FWIW... in my latest ongoing boat search, one of the boats I lust after is the Sabre 42. In the past two years of the ones I've seen listed for sale, three described having new engines and pods (Cummins-Zeus), despite having low original hours (under around 200-ish).
I called about each of them, and in each case, the story was the same: the owner hit something, completely sheared off a pod, it wasn't a water-tight seal, the engine compartment got flooded, and hydro-locked the engines - resulting in complete replacement of both engines and pods.
I understand pods are supposed to form a water-tight seal if sheared off, and that anything can happen in an individual incident. What struck me was three apparent cases of hitting something with a Cummins-Zeus pod that did not result in a water-tight seal, and resulted in complete loss of the engines.

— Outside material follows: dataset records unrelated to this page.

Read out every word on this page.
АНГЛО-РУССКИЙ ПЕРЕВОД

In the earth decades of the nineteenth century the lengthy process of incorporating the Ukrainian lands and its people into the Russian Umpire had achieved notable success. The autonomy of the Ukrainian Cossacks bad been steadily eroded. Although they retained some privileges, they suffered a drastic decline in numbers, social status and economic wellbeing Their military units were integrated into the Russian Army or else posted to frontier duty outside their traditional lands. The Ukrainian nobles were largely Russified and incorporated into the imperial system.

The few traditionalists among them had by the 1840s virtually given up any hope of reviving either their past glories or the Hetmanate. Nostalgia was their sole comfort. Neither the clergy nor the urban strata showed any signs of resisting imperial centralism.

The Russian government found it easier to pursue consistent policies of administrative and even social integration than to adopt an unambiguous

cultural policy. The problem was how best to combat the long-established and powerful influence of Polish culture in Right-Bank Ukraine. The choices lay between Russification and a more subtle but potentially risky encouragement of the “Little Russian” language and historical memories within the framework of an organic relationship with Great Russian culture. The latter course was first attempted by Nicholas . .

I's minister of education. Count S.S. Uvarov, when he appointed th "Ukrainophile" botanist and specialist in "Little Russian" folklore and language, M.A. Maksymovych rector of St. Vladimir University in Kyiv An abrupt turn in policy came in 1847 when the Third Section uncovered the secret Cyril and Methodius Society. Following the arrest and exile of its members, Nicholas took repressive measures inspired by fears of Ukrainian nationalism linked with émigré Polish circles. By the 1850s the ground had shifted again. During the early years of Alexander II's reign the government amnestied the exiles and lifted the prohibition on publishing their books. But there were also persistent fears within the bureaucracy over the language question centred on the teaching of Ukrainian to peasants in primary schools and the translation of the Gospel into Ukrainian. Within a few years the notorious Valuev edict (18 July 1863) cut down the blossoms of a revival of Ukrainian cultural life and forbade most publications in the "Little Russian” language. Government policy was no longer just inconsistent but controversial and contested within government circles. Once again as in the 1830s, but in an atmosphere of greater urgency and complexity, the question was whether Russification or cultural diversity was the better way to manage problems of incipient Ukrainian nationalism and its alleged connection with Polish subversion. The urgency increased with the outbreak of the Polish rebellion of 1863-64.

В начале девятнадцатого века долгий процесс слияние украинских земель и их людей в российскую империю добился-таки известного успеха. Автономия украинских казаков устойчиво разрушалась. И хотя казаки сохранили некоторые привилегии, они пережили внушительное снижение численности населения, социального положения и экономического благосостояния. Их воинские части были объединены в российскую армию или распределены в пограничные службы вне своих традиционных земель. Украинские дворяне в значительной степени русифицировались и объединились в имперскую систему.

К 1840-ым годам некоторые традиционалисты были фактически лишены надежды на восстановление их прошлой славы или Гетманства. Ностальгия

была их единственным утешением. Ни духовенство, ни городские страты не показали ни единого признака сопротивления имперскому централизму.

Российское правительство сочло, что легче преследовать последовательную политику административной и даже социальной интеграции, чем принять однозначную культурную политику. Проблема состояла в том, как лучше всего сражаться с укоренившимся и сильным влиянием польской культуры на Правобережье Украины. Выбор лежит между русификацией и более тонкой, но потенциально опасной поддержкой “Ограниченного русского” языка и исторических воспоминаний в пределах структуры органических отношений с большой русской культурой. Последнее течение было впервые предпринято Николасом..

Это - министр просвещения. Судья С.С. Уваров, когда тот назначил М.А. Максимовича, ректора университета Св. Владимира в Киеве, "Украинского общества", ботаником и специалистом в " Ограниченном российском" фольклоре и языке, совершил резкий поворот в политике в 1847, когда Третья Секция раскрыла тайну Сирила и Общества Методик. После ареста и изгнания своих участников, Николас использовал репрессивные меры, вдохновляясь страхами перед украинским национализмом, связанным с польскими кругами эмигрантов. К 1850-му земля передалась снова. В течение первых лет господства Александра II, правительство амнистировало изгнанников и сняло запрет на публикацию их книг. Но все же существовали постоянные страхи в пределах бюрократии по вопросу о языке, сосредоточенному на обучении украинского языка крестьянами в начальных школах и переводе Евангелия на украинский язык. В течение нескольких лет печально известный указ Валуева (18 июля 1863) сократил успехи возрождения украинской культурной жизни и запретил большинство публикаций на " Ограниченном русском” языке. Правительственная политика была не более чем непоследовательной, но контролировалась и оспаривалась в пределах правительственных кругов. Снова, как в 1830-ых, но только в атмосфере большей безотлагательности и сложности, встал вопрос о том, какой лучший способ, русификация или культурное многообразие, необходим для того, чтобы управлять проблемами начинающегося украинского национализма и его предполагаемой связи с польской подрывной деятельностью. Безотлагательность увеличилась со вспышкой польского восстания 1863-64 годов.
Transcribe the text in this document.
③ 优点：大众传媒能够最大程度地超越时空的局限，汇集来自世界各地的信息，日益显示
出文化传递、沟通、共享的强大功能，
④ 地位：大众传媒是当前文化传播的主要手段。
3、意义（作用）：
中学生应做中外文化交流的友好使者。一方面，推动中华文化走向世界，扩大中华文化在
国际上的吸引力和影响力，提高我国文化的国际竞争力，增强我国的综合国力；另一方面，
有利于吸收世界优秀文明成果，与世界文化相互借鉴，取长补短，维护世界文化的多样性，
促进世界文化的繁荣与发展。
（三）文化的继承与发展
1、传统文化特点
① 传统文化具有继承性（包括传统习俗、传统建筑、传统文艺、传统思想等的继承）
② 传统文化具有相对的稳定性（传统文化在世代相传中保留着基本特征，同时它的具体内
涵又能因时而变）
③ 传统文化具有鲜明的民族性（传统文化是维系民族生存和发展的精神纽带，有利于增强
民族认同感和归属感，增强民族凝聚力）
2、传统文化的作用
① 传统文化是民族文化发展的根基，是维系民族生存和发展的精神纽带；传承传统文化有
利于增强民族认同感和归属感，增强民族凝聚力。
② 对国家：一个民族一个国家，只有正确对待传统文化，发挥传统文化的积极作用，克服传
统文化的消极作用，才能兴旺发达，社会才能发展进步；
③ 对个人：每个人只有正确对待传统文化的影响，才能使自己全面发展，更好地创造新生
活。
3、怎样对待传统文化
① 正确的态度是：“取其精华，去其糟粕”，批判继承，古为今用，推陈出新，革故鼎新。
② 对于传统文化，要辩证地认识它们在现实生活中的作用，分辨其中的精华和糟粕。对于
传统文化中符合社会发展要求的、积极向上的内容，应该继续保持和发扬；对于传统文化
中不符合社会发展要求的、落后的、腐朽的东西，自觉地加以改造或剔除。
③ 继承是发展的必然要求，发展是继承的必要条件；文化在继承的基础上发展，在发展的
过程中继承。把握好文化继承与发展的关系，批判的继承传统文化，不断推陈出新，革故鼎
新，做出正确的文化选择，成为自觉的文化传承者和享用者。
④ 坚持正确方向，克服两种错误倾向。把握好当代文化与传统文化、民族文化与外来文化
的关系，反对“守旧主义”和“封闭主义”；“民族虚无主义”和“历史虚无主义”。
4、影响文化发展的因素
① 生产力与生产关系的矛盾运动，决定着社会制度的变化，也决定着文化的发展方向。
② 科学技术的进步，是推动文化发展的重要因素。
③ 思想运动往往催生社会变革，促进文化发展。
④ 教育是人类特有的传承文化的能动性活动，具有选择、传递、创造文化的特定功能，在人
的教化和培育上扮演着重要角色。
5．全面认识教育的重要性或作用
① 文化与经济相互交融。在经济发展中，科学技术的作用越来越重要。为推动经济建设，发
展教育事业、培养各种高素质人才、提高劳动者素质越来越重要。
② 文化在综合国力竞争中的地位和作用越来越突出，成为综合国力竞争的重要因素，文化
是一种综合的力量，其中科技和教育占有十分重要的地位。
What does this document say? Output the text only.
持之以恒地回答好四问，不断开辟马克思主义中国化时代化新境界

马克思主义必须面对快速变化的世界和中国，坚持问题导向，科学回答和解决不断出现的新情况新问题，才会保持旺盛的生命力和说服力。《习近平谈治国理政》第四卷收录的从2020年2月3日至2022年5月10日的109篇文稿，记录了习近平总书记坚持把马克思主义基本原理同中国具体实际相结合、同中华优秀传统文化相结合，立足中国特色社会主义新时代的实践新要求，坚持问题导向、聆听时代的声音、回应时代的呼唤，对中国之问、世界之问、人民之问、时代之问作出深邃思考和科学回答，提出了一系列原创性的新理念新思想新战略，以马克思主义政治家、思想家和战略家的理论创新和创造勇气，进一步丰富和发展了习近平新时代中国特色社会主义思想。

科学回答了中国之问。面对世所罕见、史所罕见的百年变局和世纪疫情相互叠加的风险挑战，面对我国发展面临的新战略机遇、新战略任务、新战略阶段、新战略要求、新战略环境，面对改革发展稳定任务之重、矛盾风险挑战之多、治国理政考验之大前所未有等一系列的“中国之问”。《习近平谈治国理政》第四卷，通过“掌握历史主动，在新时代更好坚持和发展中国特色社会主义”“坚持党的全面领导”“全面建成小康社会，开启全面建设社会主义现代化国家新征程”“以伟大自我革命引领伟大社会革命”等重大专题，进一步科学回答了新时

When I've shared these observations with brokers trying to sell me pod boats, they say, "Impossible! There must have been other damage, such as a complete hull breach." If it was one isolated case I could completely understand, but three similar incidents? (I would also think a catastrophic hull breach might result in something worse than hydro-locking the engines).
Again, your mileage may vary. There are probably many people out there very happy with their pod drives for their use. I guess I'm just too old-school. I like to be able to survive (and hopefully get to safety under my own power) in most scenarios. For my peace of mind, there's nothing like a full keel and protected running gear.
My own true story: about 20 years ago, my wife and I were looking at a new American Tug 34. We took it for a sea trial, my wife took the helm - and ran hard aground on a sand bar at 15 knots. Absolutely nothing happened. The dealer chuckled, put it in reverse, we backed off, and went on our way (we bought that very boat and enjoyed it for years, I still regret selling it).
I can't help but wonder how that incident would have turned out with pod drives. It probably wouldn't have gone as painlessly and easily as it did with the American Tug.